«Значит, за трамвай нечем заплатить, — подумала Татьяна. — И почему на них какие-то повязки и идут не тротуарами?» Она еще не знала, что всякий негерманец здесь был превращен в раба: ему запрещалось ходить по тротуарам, пользоваться трамваем, посещать театры, и чтобы он был отменно заметен, ему приказали носить на рукаве белую повязку. Не знала она и того, что из этой части Польши выселены все в Варшавский округ, все, кроме тех, кто насильственно оставлен на фабриках и заводах, и кроме тех, кому «все равно, есть Польша, нет ли Польши: был бы торг». Ничего этого Татьяна даже не представляла. Она смотрела на рабочих и шептала:
— А что думают они? Неужели забыли «Варшавянку»! «Варшава — второй Париж», — вспомнила она хвастовство тех, кто вместе с немцами топтались в румбе.
И еще она вспомнила художественную выставку современной живописи в Варшаве. Идет свирепая война, уничтожаются народы, поганый кнут Гитлера висит над раздробленной Польшей… а тут, на выставке, нагие женщины во всех видах: лежат на пляже, сидят в полуоборот на креслах, куда-то уходят…
— Вертеп! — проговорила Татьяна и ушла с балкона.
Часов в девять кто-то постучал в дверь.
«Вася или тот?» — мелькнуло у Татьяны, и она, приготовясь к встрече, крикнула:
— Войдите!
Вошел Вася и удивленно произнес:
— Вы уже встали? И чего такая… серая?
Татьяна некоторое время смотрела на город, затем заговорила тихо и задушевно:
— Я была воспитана в таких хороших условиях, что не знала ни ненависти, ни мести. Я была вся заполнена возвышенным: рисовала и радовалась. А вот теперь какая ненависть клокочет во мне!
— Это хорошо, — одобрил Вася. — А я вот как будто и родился с этими чувствами. Впрочем, нет. — И он намеренно прервал разговор. — Так сегодня на фабрику? Я уже с тем договорился, — он кивнул головой на соседнюю комнату. — Сам поведет нас.

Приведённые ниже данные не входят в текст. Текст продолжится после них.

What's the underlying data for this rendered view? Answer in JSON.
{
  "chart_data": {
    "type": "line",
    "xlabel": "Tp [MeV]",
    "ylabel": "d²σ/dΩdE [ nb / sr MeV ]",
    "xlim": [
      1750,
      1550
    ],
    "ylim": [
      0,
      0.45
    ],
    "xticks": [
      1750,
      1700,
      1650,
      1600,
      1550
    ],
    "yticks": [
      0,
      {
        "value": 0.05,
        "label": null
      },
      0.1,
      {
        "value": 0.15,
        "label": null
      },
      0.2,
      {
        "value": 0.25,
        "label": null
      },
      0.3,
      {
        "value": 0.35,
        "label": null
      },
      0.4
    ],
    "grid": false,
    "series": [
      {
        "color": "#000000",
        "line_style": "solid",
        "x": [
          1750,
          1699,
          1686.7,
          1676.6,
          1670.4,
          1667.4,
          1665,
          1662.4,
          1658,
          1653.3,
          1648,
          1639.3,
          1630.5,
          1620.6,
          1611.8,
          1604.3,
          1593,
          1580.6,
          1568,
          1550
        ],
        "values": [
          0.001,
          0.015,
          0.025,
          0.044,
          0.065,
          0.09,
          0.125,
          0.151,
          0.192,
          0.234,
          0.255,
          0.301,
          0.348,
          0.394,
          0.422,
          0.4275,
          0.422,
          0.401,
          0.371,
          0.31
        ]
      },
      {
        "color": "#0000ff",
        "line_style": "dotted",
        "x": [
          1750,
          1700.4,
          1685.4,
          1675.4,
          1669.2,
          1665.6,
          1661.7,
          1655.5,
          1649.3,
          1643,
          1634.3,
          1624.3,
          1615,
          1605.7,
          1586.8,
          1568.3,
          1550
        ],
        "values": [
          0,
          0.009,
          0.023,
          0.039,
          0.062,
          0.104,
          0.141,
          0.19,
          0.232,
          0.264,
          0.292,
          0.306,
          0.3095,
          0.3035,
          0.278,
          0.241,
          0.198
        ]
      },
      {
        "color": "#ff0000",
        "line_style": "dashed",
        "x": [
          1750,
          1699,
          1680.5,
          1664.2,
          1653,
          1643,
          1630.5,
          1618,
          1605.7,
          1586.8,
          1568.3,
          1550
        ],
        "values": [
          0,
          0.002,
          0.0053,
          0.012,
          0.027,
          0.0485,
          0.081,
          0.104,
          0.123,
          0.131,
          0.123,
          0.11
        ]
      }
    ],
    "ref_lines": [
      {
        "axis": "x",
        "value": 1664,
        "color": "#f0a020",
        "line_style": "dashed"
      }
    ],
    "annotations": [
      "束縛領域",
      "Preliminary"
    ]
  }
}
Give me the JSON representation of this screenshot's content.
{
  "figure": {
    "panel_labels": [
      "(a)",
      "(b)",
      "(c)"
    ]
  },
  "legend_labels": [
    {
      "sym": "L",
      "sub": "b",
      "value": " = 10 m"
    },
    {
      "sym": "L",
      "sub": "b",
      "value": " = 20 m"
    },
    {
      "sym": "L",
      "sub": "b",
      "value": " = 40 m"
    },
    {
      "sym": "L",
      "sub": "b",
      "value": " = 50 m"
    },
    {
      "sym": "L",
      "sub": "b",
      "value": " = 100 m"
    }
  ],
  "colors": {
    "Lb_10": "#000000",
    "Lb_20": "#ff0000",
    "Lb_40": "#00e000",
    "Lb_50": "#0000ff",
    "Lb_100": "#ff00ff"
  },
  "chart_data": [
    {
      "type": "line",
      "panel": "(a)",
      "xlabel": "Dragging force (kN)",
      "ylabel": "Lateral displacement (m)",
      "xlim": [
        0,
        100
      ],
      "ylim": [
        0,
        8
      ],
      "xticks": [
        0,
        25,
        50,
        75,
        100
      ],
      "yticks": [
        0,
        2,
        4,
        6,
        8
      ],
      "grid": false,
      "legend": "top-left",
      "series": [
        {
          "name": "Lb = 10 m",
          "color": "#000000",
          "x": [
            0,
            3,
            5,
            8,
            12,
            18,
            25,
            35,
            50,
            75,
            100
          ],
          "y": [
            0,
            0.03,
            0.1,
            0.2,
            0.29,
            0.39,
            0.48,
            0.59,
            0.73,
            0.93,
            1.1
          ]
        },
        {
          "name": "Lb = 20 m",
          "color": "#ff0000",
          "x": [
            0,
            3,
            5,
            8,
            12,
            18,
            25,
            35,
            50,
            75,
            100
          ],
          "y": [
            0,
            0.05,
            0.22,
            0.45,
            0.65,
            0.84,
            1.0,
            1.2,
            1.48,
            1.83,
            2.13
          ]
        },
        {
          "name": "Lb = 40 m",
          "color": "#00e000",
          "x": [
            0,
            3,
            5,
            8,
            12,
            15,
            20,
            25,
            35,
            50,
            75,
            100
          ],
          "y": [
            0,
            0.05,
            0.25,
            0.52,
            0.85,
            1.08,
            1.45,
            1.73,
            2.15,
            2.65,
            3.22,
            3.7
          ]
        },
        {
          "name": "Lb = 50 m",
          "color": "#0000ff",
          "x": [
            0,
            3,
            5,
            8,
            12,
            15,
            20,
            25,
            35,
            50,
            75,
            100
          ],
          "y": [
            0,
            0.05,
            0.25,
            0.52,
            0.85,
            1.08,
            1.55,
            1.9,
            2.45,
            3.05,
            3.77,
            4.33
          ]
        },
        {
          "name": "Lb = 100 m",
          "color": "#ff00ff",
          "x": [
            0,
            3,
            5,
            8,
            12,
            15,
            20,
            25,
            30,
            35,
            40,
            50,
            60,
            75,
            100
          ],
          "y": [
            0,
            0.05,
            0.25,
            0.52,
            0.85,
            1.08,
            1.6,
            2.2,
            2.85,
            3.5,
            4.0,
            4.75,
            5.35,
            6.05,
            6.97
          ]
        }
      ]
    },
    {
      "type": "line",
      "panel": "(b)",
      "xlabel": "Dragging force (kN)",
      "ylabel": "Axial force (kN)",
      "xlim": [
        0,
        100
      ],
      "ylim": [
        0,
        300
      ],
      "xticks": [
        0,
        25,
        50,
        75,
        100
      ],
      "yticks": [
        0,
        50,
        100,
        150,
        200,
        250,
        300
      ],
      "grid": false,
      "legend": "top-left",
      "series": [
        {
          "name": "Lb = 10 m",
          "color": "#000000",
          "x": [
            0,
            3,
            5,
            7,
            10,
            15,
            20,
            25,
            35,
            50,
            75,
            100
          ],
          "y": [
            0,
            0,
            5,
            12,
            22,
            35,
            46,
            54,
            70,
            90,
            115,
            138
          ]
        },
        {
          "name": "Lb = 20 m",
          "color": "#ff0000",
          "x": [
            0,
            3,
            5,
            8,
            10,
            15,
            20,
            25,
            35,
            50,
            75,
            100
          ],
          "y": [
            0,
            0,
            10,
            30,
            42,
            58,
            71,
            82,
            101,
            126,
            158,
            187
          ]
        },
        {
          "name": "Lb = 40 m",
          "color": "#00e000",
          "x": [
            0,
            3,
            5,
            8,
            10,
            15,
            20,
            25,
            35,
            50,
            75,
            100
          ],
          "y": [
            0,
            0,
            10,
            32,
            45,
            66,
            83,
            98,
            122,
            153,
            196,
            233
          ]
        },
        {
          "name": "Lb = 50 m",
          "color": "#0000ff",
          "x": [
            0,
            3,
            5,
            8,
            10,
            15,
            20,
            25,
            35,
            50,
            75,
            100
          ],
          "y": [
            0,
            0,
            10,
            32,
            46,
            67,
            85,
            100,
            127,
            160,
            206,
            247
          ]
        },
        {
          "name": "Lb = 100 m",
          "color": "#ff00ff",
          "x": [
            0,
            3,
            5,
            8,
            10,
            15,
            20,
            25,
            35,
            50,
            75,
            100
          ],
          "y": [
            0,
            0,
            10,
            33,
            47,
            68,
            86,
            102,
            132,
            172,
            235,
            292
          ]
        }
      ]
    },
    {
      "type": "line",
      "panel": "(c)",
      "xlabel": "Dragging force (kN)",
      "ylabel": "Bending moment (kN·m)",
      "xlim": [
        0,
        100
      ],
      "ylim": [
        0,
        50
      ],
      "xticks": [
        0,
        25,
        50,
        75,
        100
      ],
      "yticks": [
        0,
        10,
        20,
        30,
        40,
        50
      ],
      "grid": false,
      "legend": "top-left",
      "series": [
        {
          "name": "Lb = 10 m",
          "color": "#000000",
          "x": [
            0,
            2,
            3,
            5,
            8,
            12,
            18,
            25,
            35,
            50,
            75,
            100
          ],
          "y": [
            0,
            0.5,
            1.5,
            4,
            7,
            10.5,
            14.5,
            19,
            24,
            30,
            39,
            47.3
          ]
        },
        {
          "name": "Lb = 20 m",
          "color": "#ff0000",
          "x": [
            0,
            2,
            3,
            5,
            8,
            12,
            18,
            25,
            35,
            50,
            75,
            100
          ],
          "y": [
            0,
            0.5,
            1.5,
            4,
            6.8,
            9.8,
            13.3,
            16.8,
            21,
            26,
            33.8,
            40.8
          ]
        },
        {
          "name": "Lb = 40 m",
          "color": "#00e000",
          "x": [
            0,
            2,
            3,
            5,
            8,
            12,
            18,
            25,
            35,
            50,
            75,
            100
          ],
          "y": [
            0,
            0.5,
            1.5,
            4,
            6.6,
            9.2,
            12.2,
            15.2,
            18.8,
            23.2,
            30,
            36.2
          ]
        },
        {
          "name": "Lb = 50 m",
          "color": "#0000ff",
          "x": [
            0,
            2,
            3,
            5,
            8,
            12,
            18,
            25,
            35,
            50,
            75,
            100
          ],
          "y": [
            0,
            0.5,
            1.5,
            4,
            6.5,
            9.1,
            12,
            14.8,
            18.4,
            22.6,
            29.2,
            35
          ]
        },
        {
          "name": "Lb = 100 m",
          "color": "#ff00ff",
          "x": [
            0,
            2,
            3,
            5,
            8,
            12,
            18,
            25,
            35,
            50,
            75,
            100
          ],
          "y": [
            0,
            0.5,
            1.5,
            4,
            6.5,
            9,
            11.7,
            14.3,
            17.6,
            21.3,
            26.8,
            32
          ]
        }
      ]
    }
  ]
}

А затем нам следует отправиться в Краков.
— Это зачем, Вася?
— Мы должны попривыкнуть, к нам должны попривыкнуть… и тогда в Германию, — шопотом произнес он последние слова. — А машину я купил, шоферские права достал, и лошадок сегодня рано утром Петр Иванович продал.
— Так быстро?
— Здесь продать-купить — дело быстрое! А знаете, у кого купил машину? У вашего поклонника, майора Бломберга, — и Вася расхохотался так, что даже присел. — Вчера разговорился с ним. Прошу: «Помогите мне приобрести машину, а то когда я на лошадях к родителям доберусь! Ведь свадьбу надо справлять». А он: «Купите у меня». Позвонил в Варшаву, и рано утром машина прикатила сюда. Посмотрел я ее. Хорошая, новенькая, а на спидометре больше сорока тысяч километров. Как же, говорю, старовата? Объяснил. Оказывается, для немцев Гитлер издал приказ: машины, которые прошли меньше двадцати тысяч километров, сдаются в армию. Так он накатал… на спидометр… Маленько обманул Гитлера. Ой! Он топает!